Ideal In Polynomial intersection of Ideal and integers Let $I = AR + BR $ be an ideal  of $R= \mathbb{Z}[x]$. 
i) Can you show that $I \cap \mathbb{Z} = t\mathbb{Z} ; t\in \ \mathbb{Z}$ ?  
ii) Can you show that if $t\ge 1$, then it holds that $I=\tilde{A}R+\tilde{B}R$ where $\tilde{A}= a_{0}+a_{1}x+a_{2}x^{2}+\cdots$; $\tilde{B}=b_{1}x+b_{2}x^{2}+\cdots$ and $a_{0}\ge 1$ divides $t$ ? 

Reading Arturo Magidin's commentary: "Consider the collection of all positive integers that are constant terms of elements of $I$. This collection is not empty, since it contains $t$, and therefore contains a smallest element $a_0$. Let $\widehat{a}(x)$ be a polynomial in $I$ with constant term $a_0$. Then $a_0\leq t$, and since $t\in I$, by taking integral linear combinations of $\widehat{a}(x)$ and $t$ we can obtain a polynomial with constant term $\gcd(a_0,t)$. As this will be positive and less than or equal to $a_0$, it follows that it must equal $a_0$, hence $a_0|t$. Since it is positive by construction, $a_0\geq 1$."
What he/you has done is that he chose $\tilde{A}$ with the smallest possible positive constant $a_{0}$. Now because $AR+BR=AR+(B-tA)R$ it follows hat $I=\tilde{A}R+\tilde{B}R$.
Is this the way he/you meant it? Or does it follow directly? 
Thank you very much for your help. 
 A: Your argument for (i) does not make any sense to me; you have to show that there exists a $t$ with the desired property, but you don't know you have one yet.
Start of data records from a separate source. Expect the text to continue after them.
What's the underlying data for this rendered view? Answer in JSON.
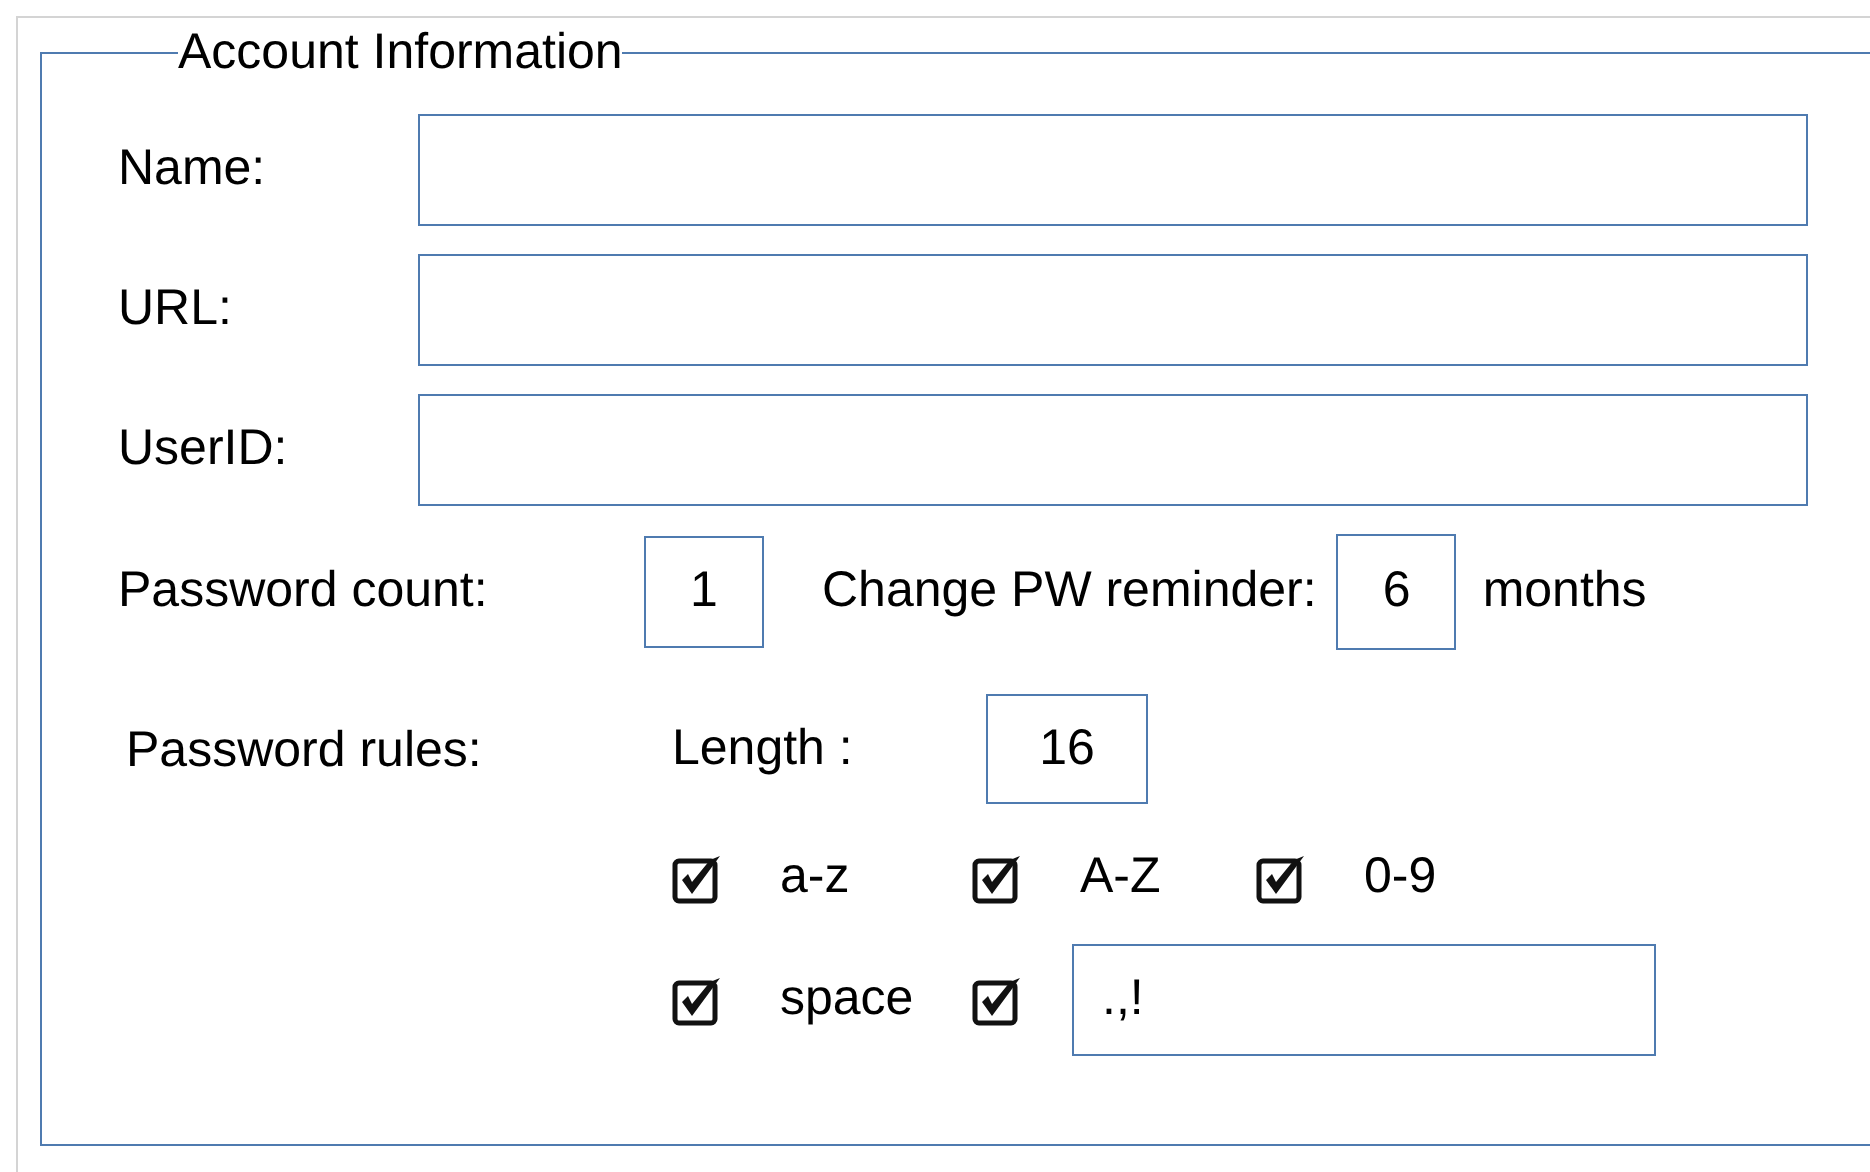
{
  "group": {
    "title": "Account Information"
  },
  "fields": [
    {
      "label": "Name:"
    },
    {
      "label": "URL:"
    },
    {
      "label": "UserID:"
    }
  ],
  "password_count": {
    "label": "Password count:",
    "value": "1"
  },
  "reminder": {
    "label": "Change PW reminder:",
    "value": "6",
    "unit": "months"
  },
  "rules": {
    "label": "Password rules:",
    "length_label": "Length :",
    "length_value": "16",
    "options": [
      {
        "kind": "checkbox",
        "label": "a-z",
        "checked": true
      },
      {
        "kind": "checkbox",
        "label": "A-Z",
        "checked": true
      },
      {
        "kind": "checkbox",
        "label": "0-9",
        "checked": true
      },
      {
        "kind": "checkbox",
        "label": "space",
        "checked": true
      },
      {
        "kind": "checkbox_field",
        "value": ".,!",
        "checked": true
      }
    ]
  }
}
So you cannot prove that $I\cap\mathbb{Z}=t\mathbb{Z}$ by double inclusion, because you don't have two sets to compare; all you have is $I\cap\mathbb{Z}$.
Also, it is extremely sloppy to use $x$ as an arbitrary element of an ideal when you are working in a ring that already uses $x$ in a very specific capacity: you are working in the ring of polynomials in $x$! Don't use $x$ for anything except the indeterminate.
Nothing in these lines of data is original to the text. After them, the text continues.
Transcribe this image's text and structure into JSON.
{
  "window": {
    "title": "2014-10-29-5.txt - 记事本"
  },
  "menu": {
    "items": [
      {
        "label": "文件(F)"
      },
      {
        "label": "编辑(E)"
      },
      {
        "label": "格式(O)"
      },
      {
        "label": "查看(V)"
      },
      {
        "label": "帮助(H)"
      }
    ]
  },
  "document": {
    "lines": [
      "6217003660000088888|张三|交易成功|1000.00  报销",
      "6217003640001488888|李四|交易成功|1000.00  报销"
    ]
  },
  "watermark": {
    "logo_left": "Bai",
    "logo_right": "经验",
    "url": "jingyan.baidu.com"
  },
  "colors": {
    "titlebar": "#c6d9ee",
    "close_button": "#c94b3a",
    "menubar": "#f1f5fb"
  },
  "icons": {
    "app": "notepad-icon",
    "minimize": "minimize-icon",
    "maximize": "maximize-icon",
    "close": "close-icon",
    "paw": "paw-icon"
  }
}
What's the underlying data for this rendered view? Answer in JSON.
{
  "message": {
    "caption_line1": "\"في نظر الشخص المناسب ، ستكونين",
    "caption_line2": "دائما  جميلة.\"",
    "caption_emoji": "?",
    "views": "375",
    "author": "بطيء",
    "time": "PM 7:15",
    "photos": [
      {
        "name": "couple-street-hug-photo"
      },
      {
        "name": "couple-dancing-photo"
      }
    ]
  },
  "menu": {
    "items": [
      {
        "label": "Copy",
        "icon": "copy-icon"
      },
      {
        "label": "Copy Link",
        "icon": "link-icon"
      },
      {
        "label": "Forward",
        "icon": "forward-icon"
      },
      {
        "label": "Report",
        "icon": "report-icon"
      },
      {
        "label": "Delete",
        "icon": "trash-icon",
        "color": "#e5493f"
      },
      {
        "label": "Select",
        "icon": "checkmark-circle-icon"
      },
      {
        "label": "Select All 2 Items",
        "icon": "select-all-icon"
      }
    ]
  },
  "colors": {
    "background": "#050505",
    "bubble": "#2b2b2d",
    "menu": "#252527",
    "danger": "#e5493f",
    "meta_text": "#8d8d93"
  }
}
For (i): Let $I$ be an arbitrary ideal of $\mathbb{Z}[x]$. I claim that $I\cap\mathbb{Z}$ is an ideal of $\mathbb{Z}$.
Indeed, since $I$ and $\mathbb{Z}$ are both additive subgroups of $\mathbb{Z}[x]$, then $I\cap \mathbb{Z}[x]$ is an additive subgroup of $\mathbb{Z}[x]$ that is contained in $\mathbb{Z}$, hence an additive subgroup of $\mathbb{Z}$. And if $a\in I\cap \mathbb{Z}$ and $r\in \mathbb{Z}$, theN $ra\in I$ (because $I$ is an ideal of $\mathbb{Z}[x]$), and since $r,a\in\mathbb{Z}$ and $\mathbb{Z}$ is closed under products, $ra\in\mathbb{Z}$. Thus, $ra\in I\cap\mathbb{Z}$. Hence $I\cap\mathbb{Z}$ is an ideal of $\mathbb{Z}$. 
Since all ideals of $\mathbb{Z}$ are of the form $t\mathbb{Z}$ for some $t\geq 0$, (i) follows.
I'm assuming that in (ii), $d$ should be $t$, so you are considering the case in which your ideal intersects $\mathbb{Z}$ nontrivially. You are trying to show that you can also generate the ideal with polynomials of the given form (again, very bad form to introduce $A$ and $B$ and never say what they were).
Consider the collection of all positive integers that are constant terms of elements of $I$. This collection is not empty, since it contains $t$, and therefore contains a smallest element $a_0$. Let $\widehat{a}(x)$ be a polynomial in $I$ with constant term $a_0$. Then $a_0\leq t$, and since $t\in I$, by taking integral linear combinations of $\widehat{a}(x)$ and $t$ we can obtain a polynomial with constant term $\gcd(a_0,t)$. As this will be positive and less than or equal to $a_0$, it follows that it must equal $a_0$, hence $a_0|t$. Since it is positive by construction, $a_0\geq 1$.
That seems like a wise choice of $\widehat{a}(x)$ to me. Can you take it from here?